You would just have to check, where in the Index-Array you are and calculate the "distance" to the beginning and end to decide "disabling First/Last"

EDIT: I think i got your problem now.
You want to display 1 Record per Page (like a DB-navigator)

To stay in your Sample
First and Last plus max. 5 buttons --> Max. 7 Buttons

RecordCount=RC

RC Div 7 -->
If this is Zero you check RC Mod 7 --> This Result handles your point 3 a i. - v.
like:
Constant FirstNumberedButton=2
ModResult=RC Mod 7
AmountButtons=ModResult-2
LastNumberedButton=ModResult-1
Show "First", Show From FirstNumberedButton To LastNumberedButton, Show "Last"

If RC Div 7 is >0 then you are at 3 a vi.
Here you would have to change "FirstNumberedButton" to your "+/- 2 Pages around current page" to get a starting point which is easy to calculate

btw: With CurrentPage Mod 7 (or along this line. Not sure) you also get the Button which to disable, since there are only 7 buttons max.
Sanity checks have to be made though

EDIT2: Food for thought
Imagine having 9 (or more) Records/Pages
MaxButtons would (should?) be 9 (!!)
First | ... | 3 | 4 | 5 | 6 | 7 | ... | Last

[peterst]

Some examples from from forums.

First page is current one:

Code:

1  2  3  4  5  ...  >  >|

Last page is current one:

Code:

|<  <   ...  100 101 102

Multi-page thread somewhere in the middle:

Code:

|< <  ... 5 505 905 955 995 1002 1003 1004 1005 1006 1007 1008 1015 1055 1105 1505 ... > >|

This one is from Post Race! thread page 1005. The buttons are more than 5, but pages are spread to quickly access not only neighbours but also further ones with increased distance.

Navigation UX should be designed to help users. The last example is on the extreme but IMO it confuses more than helps. But also limiting how far can the user jump with single button/link click is also not helping for advanced users.

Some apps were designed with text box where user can enter page number to jump to. Others have additional buttons -10 and +10 to allow longer jumps.

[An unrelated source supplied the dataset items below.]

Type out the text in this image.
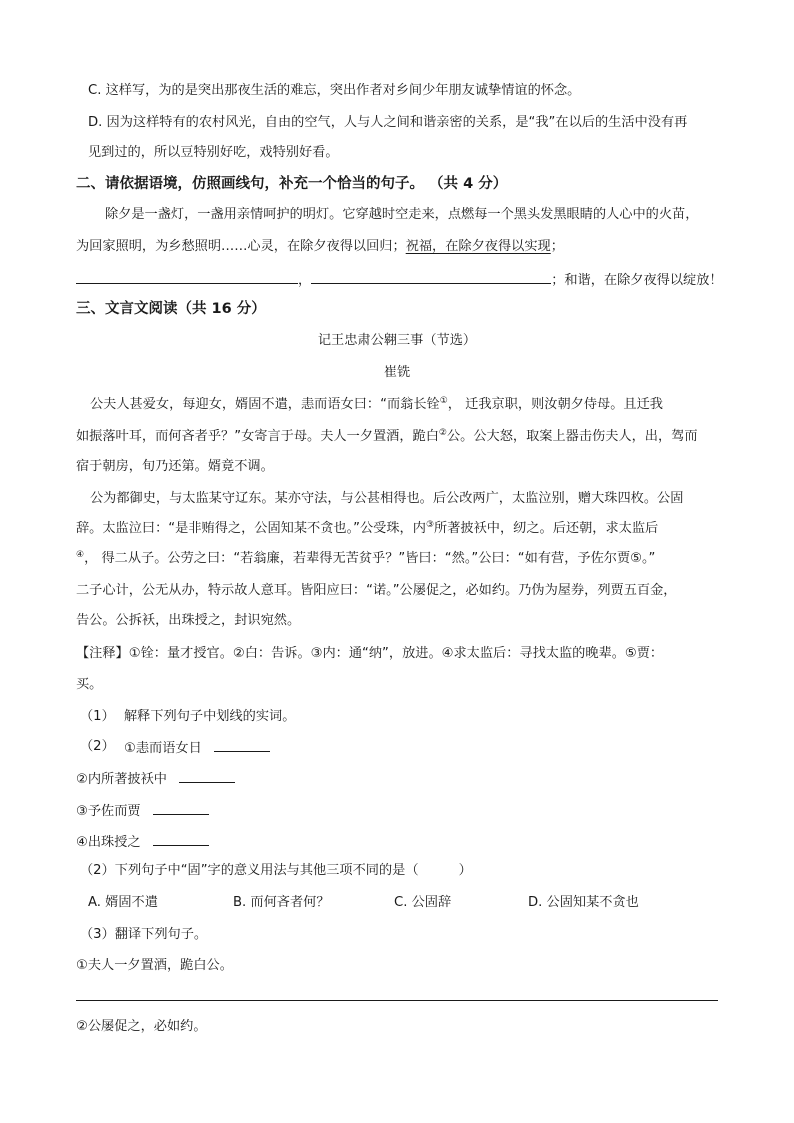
C. 这样写，为的是突出那夜生活的难忘，突出作者对乡间少年朋友诚挚情谊的怀念。
D. 因为这样特有的农村风光，自由的空气，人与人之间和谐亲密的关系，是“我”在以后的生活中没有再
见到过的，所以豆特别好吃，戏特别好看。
二、请依据语境，仿照画线句，补充一个恰当的句子。 （共 4 分）
除夕是一盏灯，一盏用亲情呵护的明灯。它穿越时空走来，点燃每一个黑头发黑眼睛的人心中的火苗，
为回家照明，为乡愁照明……心灵，在除夕夜得以回归；祝福，在除夕夜得以实现；
，	；和谐，在除夕夜得以绽放！
三、文言文阅读（共 16 分）
记王忠肃公翱三事（节选）
崔铣
公夫人甚爱女，每迎女，婿固不遣，恚而语女曰：“而翁长铨①， 迁我京职，则汝朝夕侍母。且迁我
如振落叶耳，而何吝者乎？”女寄言于母。夫人一夕置酒，跪白②公。公大怒，取案上器击伤夫人，出，驾而
宿于朝房，旬乃还第。婿竟不调。
公为都御史，与太监某守辽东。某亦守法，与公甚相得也。后公改两广，太监泣别，赠大珠四枚。公固
辞。太监泣曰：“是非贿得之，公固知某不贪也。”公受珠，内③所著披袄中，纫之。后还朝，求太监后
④， 得二从子。公劳之曰：“若翁廉，若辈得无苦贫乎？”皆曰：“然。”公曰：“如有营，予佐尔贾⑤。”
二子心计，公无从办，特示故人意耳。皆阳应曰：“诺。”公屡促之，必如约。乃伪为屋券，列贾五百金，
告公。公拆袄，出珠授之，封识宛然。
【注释】①铨：量才授官。②白：告诉。③内：通“纳”，放进。④求太监后：寻找太监的晚辈。⑤贾：
买。
（1） 解释下列句子中划线的实词。
（2） ①恚而语女日
②内所著披袄中
③予佐而贾
④出珠授之
（2）下列句子中“固”字的意义用法与其他三项不同的是（	）
A. 婿固不遣	B. 而何吝者何？	C. 公固辞	D. 公固知某不贪也
（3）翻译下列句子。
①夫人一夕置酒，跪白公。
②公屡促之，必如约。
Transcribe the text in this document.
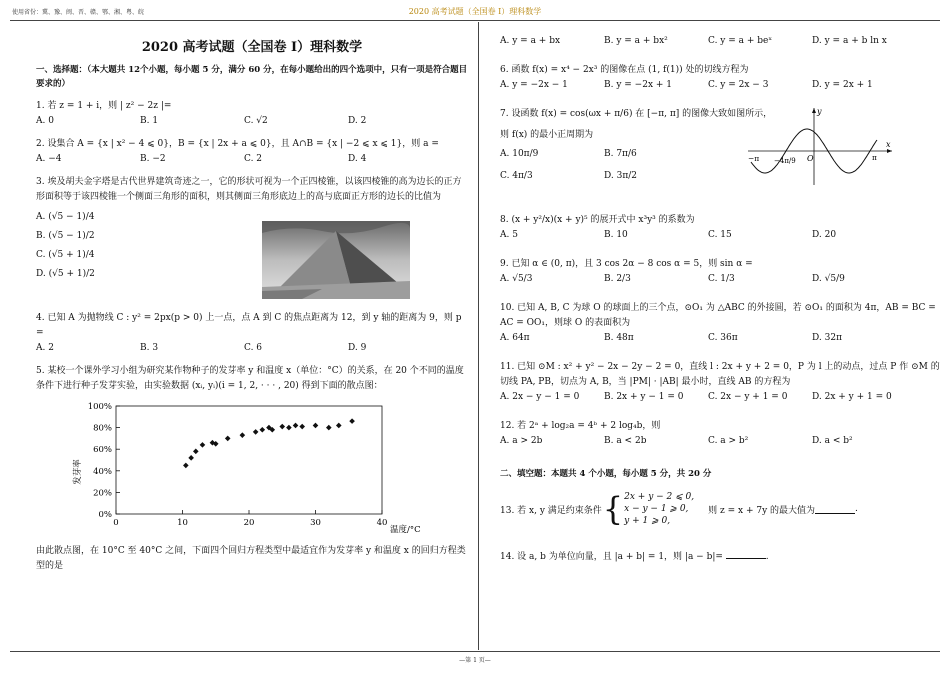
使用省份：冀、豫、闽、晋、赣、鄂、湘、粤、皖	2020 高考试题（全国卷 I）理科数学
—第 1 页—
2020 高考试题（全国卷 I）理科数学
一、选择题：（本大题共 12个小题，每小题 5 分，满分 60 分，在每小题给出的四个选项中，只有一项是符合题目要求的）
1. 若 z = 1 + i，则 | z² − 2z |=
A. 0	B. 1	C. √2	D. 2
2. 设集合 A = {x | x² − 4 ⩽ 0}，B = {x | 2x + a ⩽ 0}，且 A∩B = {x | −2 ⩽ x ⩽ 1}，则 a =
A. −4	B. −2	C. 2	D. 4
3. 埃及胡夫金字塔是古代世界建筑奇迹之一，它的形状可视为一个正四棱锥，以该四棱锥的高为边长的正方形面积等于该四棱锥一个侧面三角形的面积，则其侧面三角形底边上的高与底面正方形的边长的比值为
A. (√5 − 1)/4
B. (√5 − 1)/2
C. (√5 + 1)/4
D. (√5 + 1)/2
4. 已知 A 为抛物线 C : y² = 2px(p > 0) 上一点，点 A 到 C 的焦点距离为 12，到 y 轴的距离为 9，则 p =
A. 2	B. 3	C. 6	D. 9
5. 某校一个课外学习小组为研究某作物种子的发芽率 y 和温度 x（单位：°C）的关系，在 20 个不同的温度条件下进行种子发芽实验，由实验数据 (xᵢ, yᵢ)(i = 1, 2, · · · , 20) 得到下面的散点图：
0%
20%
40%
60%
80%
100%
0	10	20	30	40
发芽率
温度/°C
由此散点图，在 10°C 至 40°C 之间，下面四个回归方程类型中最适宜作为发芽率 y 和温度 x 的回归方程类型的是
A. y = a + bx	B. y = a + bx²	C. y = a + beˣ	D. y = a + b ln x
6. 函数 f(x) = x⁴ − 2x³ 的图像在点 (1, f(1)) 处的切线方程为
A. y = −2x − 1	B. y = −2x + 1	C. y = 2x − 3	D. y = 2x + 1
7. 设函数 f(x) = cos(ωx + π/6) 在 [−π, π] 的图像大致如图所示，
则 f(x) 的最小正周期为
A. 10π/9	B. 7π/6
C. 4π/3	D. 3π/2
y
x
O
−π	π
−4π/9
8. (x + y²/x)(x + y)⁵ 的展开式中 x³y³ 的系数为
A. 5	B. 10	C. 15	D. 20
9. 已知 α ∈ (0, π)，且 3 cos 2α − 8 cos α = 5，则 sin α =
A. √5/3	B. 2/3	C. 1/3	D. √5/9
10. 已知 A, B, C 为球 O 的球面上的三个点，⊙O₁ 为 △ABC 的外接圆，若 ⊙O₁ 的面积为 4π，AB = BC = AC = OO₁，则球 O 的表面积为
A. 64π	B. 48π	C. 36π	D. 32π
11. 已知 ⊙M : x² + y² − 2x − 2y − 2 = 0，直线 l : 2x + y + 2 = 0，P 为 l 上的动点，过点 P 作 ⊙M 的切线 PA, PB，切点为 A, B，当 |PM| · |AB| 最小时，直线 AB 的方程为
A. 2x − y − 1 = 0	B. 2x + y − 1 = 0	C. 2x − y + 1 = 0	D. 2x + y + 1 = 0
12. 若 2ᵃ + log₂a = 4ᵇ + 2 log₄b，则
A. a > 2b	B. a < 2b	C. a > b²	D. a < b²
二、填空题：本题共 4 个小题，每小题 5 分，共 20 分
13. 若 x, y 满足约束条件 { 2x + y − 2 ⩽ 0,
x − y − 1 ⩾ 0,
y + 1 ⩾ 0,
则 z = x + 7y 的最大值为	.
14. 设 a, b 为单位向量，且 |a + b| = 1，则 |a − b|=	.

Everything depends on type of data shown, expected number of items and the workflow that users will have.

[sapator]

If this is a self project for recreation issues then OK but if not, why reinvent the wheel?
So some examples with a quick search:
https://webdesign.tutsplus.com/tutor...ipt--cms-41896
https://www.cssscript.com/tag/pagination/
https://www.jqueryscript.net/blog/be...n-plugins.html
https://www.edureka.co/blog/pagination-in-angular-js/

Note Jquery is deprecated but I included it just in case you are using it.

[Zvoni]

EDIT2: Food for thought
Imagine having 9 (or more) Records/Pages
MaxButtons would (should?) be 9 (!!)
First | ... | 3 | 4 | 5 | 6 | 7 | ... | Last

Just remembered something:
In a case like above, meaning you're currently navigating way far from your "margins",
the button to be disabled is always the one in the middle....